Compass Private Wealth
“Be careful with taking on too much (unnecessary) debt. Don’t assume that just because the bank is willing to lend it to you, that you should take it all on. Banks make money on the margin of what they lend so it’s in their interest to lend as much as possible. If you’re not comfortable with that level of debt, don’t take it on.
“Understand that tax rates and tax schemes change. Sometimes people make financial decisions based on the tax landscape at that particular point in time. Some friends of mine invested in Section 23 Urban Renewal properties in the mid-Noughties only to later find out that Revenue began to restrict this relief available for high-earners by up to 80 per cent.
“Other people who borrowed for investment property all of a sudden found out that only 75 per cent of the interest was deductible (this has since gone back to 80 per cent for 2017). When making financial decisions, do a mini ‘stress test’ as to what would happen if the taxes changed (which is more inevitable than ever now that we’re in a minority Government).”
“If I have one financial regret from my 20s and 30s, it is that I did not take more risk when investing in my pension. I have found in recent years when evaluating pensions for clients, it is those clients who have consistently taken more risk who now have pensions which have really grown in a meaningful way.

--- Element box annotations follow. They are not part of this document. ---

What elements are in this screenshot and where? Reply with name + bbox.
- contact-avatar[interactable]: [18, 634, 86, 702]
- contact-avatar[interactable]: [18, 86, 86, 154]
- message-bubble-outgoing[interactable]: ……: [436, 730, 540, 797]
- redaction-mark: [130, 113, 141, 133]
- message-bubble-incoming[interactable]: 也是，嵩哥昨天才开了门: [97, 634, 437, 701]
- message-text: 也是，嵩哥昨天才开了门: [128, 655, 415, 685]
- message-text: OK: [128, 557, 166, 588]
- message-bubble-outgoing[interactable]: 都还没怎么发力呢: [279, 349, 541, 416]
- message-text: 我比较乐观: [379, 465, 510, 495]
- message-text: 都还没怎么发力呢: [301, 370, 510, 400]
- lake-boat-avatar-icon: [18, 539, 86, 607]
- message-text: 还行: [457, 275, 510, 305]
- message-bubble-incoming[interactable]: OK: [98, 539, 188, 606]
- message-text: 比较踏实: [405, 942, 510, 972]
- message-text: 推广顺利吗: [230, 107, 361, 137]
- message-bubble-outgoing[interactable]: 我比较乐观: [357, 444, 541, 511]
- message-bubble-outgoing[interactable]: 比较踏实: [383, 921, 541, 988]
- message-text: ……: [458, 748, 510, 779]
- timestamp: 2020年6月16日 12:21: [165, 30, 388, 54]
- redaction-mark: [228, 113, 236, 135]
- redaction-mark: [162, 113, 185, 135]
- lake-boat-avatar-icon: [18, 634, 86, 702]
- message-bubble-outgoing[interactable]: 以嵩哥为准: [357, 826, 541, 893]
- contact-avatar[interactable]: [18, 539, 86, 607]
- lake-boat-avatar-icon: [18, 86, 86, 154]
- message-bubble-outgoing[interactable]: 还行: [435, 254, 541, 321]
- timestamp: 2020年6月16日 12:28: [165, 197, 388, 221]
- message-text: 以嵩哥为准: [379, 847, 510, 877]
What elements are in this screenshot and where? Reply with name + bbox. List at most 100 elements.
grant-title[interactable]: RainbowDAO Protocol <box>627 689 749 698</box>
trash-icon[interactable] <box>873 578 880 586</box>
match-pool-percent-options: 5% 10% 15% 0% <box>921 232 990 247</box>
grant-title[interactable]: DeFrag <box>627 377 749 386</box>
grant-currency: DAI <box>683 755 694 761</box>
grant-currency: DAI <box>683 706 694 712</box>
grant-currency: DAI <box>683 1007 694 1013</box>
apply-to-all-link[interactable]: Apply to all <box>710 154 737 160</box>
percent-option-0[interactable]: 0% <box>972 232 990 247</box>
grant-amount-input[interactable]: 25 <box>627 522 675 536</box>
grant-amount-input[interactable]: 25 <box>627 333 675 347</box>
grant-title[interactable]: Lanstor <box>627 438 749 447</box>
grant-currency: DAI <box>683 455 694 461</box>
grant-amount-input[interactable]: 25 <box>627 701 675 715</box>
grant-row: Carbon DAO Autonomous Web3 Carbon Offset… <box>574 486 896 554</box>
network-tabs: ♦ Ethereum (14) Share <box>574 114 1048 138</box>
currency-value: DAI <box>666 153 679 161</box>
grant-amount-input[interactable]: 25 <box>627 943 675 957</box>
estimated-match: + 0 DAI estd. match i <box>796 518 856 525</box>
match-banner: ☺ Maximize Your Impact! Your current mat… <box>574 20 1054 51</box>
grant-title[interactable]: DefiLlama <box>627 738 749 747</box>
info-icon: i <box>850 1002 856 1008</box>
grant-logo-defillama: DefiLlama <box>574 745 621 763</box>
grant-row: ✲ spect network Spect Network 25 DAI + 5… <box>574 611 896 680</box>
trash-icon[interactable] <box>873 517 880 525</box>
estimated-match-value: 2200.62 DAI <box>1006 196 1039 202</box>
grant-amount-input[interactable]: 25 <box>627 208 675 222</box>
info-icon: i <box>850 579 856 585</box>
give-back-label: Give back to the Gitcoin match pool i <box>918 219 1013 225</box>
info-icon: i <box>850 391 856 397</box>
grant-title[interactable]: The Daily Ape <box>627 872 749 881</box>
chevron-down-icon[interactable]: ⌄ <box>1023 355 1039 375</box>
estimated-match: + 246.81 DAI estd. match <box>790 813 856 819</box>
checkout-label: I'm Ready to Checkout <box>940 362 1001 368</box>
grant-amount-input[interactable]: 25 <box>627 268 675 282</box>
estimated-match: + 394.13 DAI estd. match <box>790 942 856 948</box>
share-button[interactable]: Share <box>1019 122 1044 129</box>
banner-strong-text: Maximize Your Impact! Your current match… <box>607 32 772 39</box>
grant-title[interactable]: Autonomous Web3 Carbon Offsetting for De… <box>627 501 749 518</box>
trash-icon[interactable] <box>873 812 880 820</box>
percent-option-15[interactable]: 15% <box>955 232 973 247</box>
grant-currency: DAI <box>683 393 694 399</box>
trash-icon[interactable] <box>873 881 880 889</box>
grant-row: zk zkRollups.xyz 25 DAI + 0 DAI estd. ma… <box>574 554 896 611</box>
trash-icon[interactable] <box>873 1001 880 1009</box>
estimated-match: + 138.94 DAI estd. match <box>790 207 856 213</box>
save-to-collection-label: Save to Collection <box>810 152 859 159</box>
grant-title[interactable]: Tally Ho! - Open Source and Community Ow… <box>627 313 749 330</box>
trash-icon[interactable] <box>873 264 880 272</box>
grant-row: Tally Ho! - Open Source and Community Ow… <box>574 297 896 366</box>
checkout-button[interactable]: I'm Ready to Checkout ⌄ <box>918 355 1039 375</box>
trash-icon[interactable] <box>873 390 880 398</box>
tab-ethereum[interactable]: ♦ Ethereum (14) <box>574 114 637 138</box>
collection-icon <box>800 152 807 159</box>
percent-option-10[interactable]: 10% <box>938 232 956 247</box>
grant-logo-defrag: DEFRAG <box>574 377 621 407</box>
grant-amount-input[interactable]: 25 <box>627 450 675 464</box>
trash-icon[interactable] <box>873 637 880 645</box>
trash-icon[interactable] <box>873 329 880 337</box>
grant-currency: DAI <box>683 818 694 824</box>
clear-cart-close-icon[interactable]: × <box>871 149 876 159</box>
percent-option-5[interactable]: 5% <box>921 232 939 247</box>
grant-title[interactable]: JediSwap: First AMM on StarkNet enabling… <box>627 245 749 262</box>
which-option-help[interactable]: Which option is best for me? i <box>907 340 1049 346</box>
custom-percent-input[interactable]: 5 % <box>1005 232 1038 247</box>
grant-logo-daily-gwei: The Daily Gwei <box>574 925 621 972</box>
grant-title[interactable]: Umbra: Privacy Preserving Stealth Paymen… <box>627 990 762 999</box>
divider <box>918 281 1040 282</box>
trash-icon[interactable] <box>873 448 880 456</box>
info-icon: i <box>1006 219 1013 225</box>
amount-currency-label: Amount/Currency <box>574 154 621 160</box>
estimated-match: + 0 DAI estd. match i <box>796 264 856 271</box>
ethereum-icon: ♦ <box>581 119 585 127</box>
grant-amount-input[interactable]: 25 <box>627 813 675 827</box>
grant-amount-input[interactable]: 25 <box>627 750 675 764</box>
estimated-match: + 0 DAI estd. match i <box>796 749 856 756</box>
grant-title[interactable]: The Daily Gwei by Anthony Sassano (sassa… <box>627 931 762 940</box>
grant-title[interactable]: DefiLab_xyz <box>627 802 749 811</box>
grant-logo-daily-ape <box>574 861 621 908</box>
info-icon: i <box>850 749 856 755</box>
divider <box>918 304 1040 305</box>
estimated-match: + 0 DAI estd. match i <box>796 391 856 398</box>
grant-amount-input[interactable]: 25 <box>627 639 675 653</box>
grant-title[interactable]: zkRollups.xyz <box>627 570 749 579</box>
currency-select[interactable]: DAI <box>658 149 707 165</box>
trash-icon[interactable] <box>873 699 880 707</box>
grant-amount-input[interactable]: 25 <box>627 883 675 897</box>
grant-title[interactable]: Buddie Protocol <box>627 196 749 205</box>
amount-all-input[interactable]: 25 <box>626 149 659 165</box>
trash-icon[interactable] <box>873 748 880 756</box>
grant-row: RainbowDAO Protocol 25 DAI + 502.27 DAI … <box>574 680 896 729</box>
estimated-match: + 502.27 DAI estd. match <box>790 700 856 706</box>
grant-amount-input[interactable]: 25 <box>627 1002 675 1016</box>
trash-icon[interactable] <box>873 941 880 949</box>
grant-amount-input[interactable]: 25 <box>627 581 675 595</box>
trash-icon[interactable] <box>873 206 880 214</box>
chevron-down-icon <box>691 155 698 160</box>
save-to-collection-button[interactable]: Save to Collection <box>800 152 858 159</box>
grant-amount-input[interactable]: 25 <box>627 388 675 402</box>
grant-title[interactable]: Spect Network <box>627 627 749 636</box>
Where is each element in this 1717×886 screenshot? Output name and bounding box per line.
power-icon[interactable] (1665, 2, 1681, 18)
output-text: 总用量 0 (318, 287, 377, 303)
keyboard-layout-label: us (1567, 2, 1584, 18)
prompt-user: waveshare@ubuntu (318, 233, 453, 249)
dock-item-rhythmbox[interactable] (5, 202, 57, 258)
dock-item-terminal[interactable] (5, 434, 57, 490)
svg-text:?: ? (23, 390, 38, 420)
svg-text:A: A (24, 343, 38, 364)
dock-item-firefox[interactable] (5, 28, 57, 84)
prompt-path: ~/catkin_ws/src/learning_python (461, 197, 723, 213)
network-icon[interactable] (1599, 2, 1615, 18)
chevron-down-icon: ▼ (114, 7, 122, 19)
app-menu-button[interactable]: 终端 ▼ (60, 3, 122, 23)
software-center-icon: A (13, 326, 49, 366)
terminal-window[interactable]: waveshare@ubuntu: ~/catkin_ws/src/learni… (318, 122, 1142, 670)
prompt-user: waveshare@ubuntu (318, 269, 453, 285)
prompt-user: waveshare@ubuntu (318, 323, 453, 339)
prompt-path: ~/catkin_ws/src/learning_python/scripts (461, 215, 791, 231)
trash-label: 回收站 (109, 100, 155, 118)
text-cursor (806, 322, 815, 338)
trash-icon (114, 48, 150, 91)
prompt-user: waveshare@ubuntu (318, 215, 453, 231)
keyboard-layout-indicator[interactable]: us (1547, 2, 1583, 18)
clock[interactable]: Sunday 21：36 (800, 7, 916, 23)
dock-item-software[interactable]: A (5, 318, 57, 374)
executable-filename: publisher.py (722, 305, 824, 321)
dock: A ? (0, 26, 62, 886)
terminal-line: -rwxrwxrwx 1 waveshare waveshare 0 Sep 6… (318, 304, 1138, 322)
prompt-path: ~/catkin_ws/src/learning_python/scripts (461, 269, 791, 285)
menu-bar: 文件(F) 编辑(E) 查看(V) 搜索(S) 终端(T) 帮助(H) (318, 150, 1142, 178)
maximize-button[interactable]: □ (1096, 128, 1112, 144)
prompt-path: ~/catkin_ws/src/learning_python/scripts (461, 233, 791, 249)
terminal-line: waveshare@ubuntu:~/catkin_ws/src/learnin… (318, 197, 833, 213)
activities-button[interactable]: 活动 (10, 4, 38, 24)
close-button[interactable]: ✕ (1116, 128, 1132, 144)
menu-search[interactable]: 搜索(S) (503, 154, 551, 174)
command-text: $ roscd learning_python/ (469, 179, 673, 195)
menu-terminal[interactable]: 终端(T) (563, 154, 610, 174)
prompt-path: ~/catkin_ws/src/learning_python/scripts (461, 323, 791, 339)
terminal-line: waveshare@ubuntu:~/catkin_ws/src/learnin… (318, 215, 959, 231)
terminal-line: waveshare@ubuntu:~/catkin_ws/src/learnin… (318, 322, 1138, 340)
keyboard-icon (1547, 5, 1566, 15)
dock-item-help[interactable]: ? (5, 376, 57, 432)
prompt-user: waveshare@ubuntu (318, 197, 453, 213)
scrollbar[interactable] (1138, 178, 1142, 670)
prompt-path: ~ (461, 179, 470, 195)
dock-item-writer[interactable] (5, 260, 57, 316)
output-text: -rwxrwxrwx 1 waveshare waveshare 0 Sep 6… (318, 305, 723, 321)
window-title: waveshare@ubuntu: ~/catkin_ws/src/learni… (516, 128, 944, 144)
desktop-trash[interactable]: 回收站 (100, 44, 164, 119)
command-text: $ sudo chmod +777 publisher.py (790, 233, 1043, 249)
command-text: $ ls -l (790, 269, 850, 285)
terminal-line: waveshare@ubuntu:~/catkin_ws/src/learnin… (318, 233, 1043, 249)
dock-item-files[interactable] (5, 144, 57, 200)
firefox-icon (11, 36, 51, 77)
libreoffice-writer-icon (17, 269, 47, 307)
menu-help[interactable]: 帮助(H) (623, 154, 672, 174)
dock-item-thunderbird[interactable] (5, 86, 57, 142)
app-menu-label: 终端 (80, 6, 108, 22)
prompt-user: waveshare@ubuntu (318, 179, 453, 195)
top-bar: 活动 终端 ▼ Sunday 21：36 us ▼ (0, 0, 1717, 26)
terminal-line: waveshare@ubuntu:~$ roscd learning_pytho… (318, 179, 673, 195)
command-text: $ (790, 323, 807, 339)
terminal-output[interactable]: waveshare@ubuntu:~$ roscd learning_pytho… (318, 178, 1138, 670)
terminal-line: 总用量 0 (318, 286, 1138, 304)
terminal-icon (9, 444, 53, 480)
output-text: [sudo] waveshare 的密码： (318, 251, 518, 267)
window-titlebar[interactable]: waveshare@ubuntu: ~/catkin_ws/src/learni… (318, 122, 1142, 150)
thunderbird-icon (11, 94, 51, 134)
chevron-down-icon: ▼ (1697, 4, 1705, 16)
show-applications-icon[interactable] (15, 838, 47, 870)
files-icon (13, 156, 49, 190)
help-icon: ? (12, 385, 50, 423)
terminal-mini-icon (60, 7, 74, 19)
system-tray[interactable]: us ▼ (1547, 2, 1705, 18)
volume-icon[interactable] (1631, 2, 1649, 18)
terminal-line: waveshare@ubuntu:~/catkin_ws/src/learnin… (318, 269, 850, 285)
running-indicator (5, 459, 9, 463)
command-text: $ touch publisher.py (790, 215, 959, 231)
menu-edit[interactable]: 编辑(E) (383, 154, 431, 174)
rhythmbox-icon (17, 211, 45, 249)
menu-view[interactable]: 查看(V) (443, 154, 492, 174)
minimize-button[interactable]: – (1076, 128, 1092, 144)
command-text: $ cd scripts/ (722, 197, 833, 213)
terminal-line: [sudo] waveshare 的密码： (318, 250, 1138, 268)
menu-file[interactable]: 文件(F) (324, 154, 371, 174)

“Everyone has their own attitude to risk which is formed from experience. The cautious investor, as I was in my 20s and 30s, is driven primarily by fear. The process of fund selection for clients nowadays has become much clearer. Each client completes a risk profile questionnaire and are provided with an outcome which grades their appetite for risk on the ESMA scale. In other words, you can now select a pension fund which will match your own profile on the ESMA scale.
“Many millennials are displaying a trend of caution when selecting funds for their pensions. This is largely due to recent stock market volatility – most notably the crash in 2008. But the rewards are obvious for those clients who held their nerve in 2008 and continued to make contributions towards higher risk pension funds on a regular basis.”